Deux secondes d'inattention, deux toutes petites secondes.
Le temps d'allumer une cigarette, de mettre une veste, de changer le cours
d'une vie. Tout ce qui s'est passé avant devient flou, vague. Le bruit
d'un corps sur le pare-brise résonne longtemps et ramène brutalement
les occupants de la voiture à la réalité. Jusqu'à
ce que d'autres bruits plus puissants, plus communs, ne le recouvrent, sans
jamais l'effacer. Cris d'horreur à la limite de l'hystérie,
rugissement du moteur pour sortir de l'ornière, le temps devient élastique,
interminable. Le moment où les mains se posent sur le corps inanimé
de l'enfant avant l'arrivée des secours n'a aucune fin. Paradoxe de
la situation, la vie du corps à terre dépendant d'un temps inversement
proportionnel à l'impression du temps que mettent les secours à
arriver. Un temps qui n'en finit pas. Les professionnels redonnent au temps
sa durée logique. Reculer pour ne plus voir le corps et laisser le
médecin faire son travail. Vouloir disparaître ou être
ailleurs. L'hélicoptère tourne autour de la scène et
cherche l'endroit où se poser.
Les questions des policiers ont un sens qui n'en a pas pour l'acteur principal
de la scène, car les réponses tentent d'expliquer l'inexplicable.

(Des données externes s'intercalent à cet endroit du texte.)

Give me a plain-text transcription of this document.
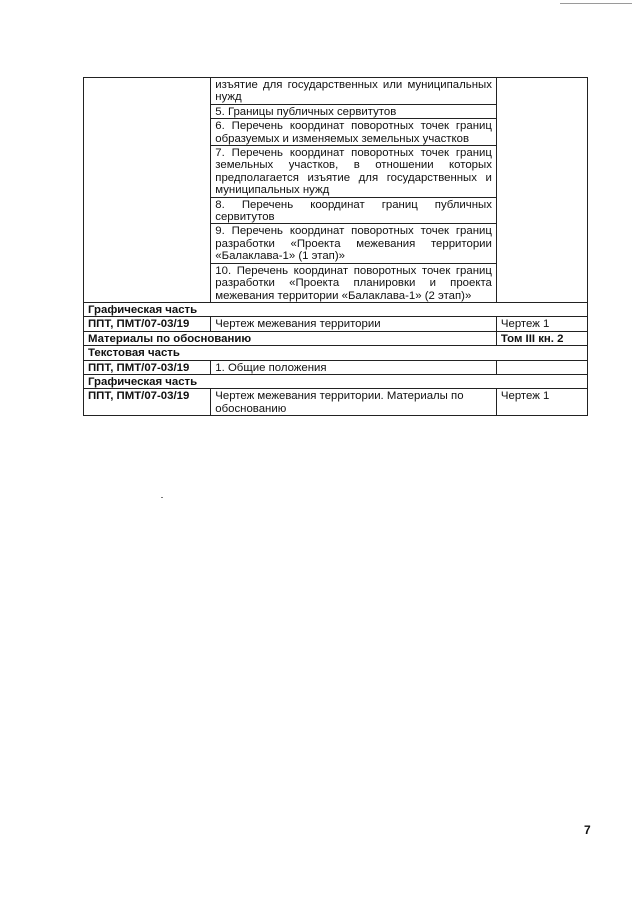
	изъятие для государственных или муниципальных нужд	
	5. Границы публичных сервитутов	
	6. Перечень координат поворотных точек границ образуемых и изменяемых земельных участков	
	7. Перечень координат поворотных точек границ земельных участков, в отношении которых предполагается изъятие для государственных и муниципальных нужд	
	8. Перечень координат границ публичных сервитутов	
	9. Перечень координат поворотных точек границ разработки «Проекта межевания территории «Балаклава-1» (1 этап)»	
	10. Перечень координат поворотных точек границ разработки «Проекта планировки и проекта межевания территории «Балаклава-1» (2 этап)»	
Графическая часть		
ППТ, ПМТ/07-03/19	Чертеж межевания территории	Чертеж 1
Материалы по обоснованию		Том III кн. 2
Текстовая часть		
ППТ, ПМТ/07-03/19	1. Общие положения	
Графическая часть		
ППТ, ПМТ/07-03/19	Чертеж межевания территории. Материалы по обоснованию	Чертеж 1
7
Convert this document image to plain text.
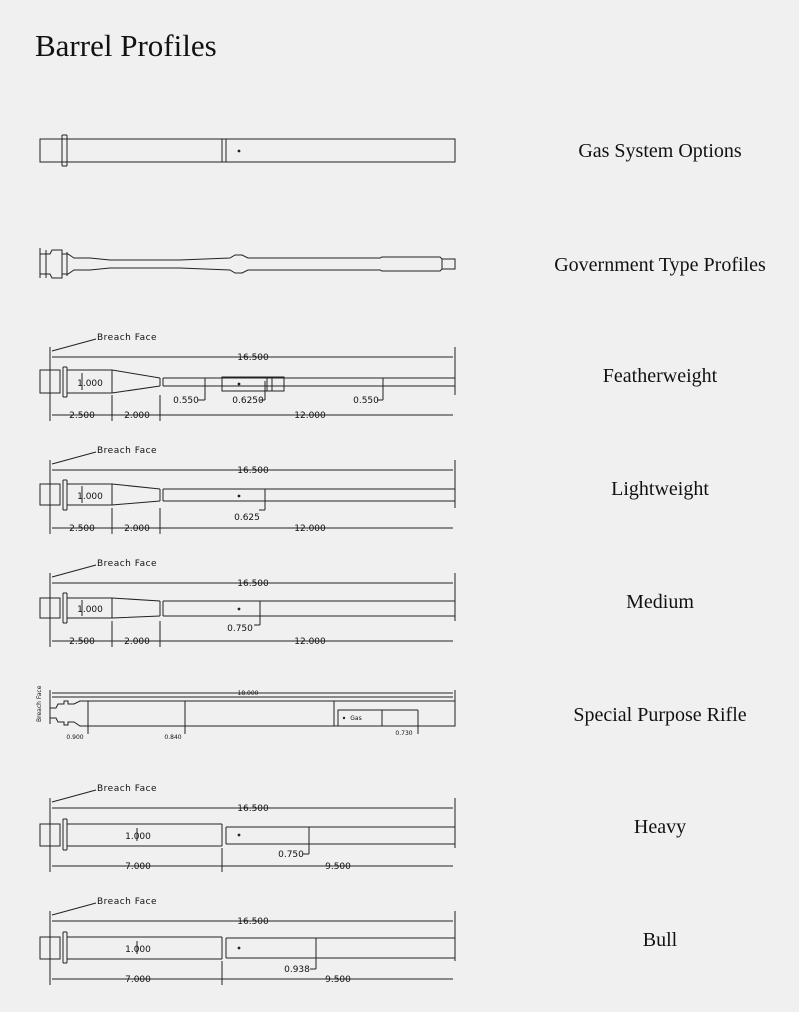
Barrel Profiles
Gas System Options
Government Type Profiles
Breach Face
16.500
1.000
0.550	0.6250	0.550
2.500	2.000	12.000
Featherweight
Breach Face
16.500
1.000
0.625
2.500	2.000	12.000
Lightweight
Breach Face
16.500
1.000
0.750
2.500	2.000	12.000
Medium
Breach Face	18.000
0.900	0.840
0.730
Gas	Special Purpose Rifle
Breach Face
16.500
1.000
0.750
7.000	9.500
Heavy
Breach Face
16.500
1.000
0.938
7.000	9.500
Bull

Le corps est pris en charge, il suffit de laisser faire. Tout le monde à
une place, un rôle. Des petits groupes se forment avec chacun une fonction
bien précise. Seul le conducteur aimerait être nulle part et
le gosse à terre qui n'a pas son mot à dire.
Le cur s'accélère lorsque les parents arrivent pour identifier
leur enfant. Fixer le sol pour ne pas croiser les regards. La mort n'a pas
daigné prendre son dû, de peur de subir la rage et la douleur
des parents. Mais comme la vie ne se contente plus des reliquats de la faucheuse,
l'hélicoptère emporte le corps d'un gosse qui ne fait déjà
plus partie d'aucun monde connu.
Pour quelques secondes d'inattention, tout ce qui était prévisible
ne fait plus partie des projets d'avenir.
La nuit s'éclaire sous la puissance des projecteurs des pompiers. L'ambulance
emporte la mère vers l'hôpital. Le père répond
à des policiers affables et tente de faire des réponses cohérentes
à une situation qui ne l'est pas. Pas besoin de lire l'avenir pour
savoir qu'il finira ces jours un rongeur dans les tripes, des tonnes de somnifère
pour trouver le sommeil et l'oubli.
Un moment d'inattention, un vélo à un endroit où il ne
fallait pas être et deux secondes, deux secondes pour briser des vies.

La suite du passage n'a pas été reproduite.